The cons are high volatility, likely underperformance, and industry risks that could, eventually, endanger dividend safety if even the big guys start to cut down on their office employee count – or if high vacancy rates trigger a full-blown price war.
Additionally, if commercial real estate starts to weaken further, I prefer to buy high-quality dividend growth stocks that are likely to reach highly favorable valuations as well.
Again, I’m not trying to scare people out of owning BXP. There are certainly reasons to buy the stock. I’m just not a fan of the long-term risk/reward, just for the sake of buying a high yield.
Takeaway
While the decline in stock prices of high-quality companies excites the contrarian in me, beaten-down office stocks, such as Boston Properties, do not generate the same enthusiasm. BXP, a leading office real estate investment trust, has seen its share price fall to levels not seen since the Great Financial Crisis due to rising risks in the commercial office space.

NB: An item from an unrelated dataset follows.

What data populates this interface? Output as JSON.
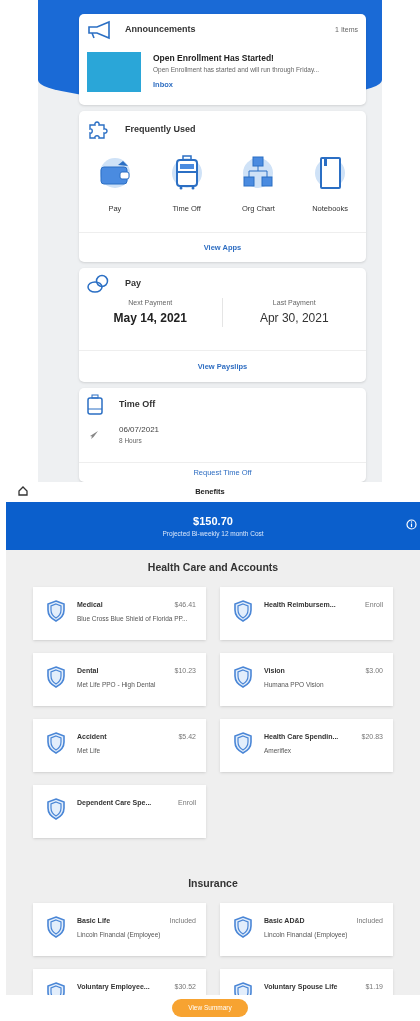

Although BXP offers a juicy 8% yield, it’s important to consider the total return picture. The office real estate industry is facing significant challenges, with remote work trends and mounting pressure on loans contributing to low occupancy rates and potential defaults. BXP’s performance is influenced by two key trends: a deceleration in leasing and the growing importance of building quality. While BXP maintains stability with its high-quality assets and tenants, its long-term track record of subdued dividend growth and elevated volatility raises concerns.
Income-seeking investors may find value in BXP’s well-covered dividend yield and discounted stock price. However, the risks of high volatility, underperformance, and potential industry disruptions should be carefully evaluated.
Alternatively, considering high-quality dividend growth stocks with favorable valuations may be a more attractive option in a weakening commercial real estate market.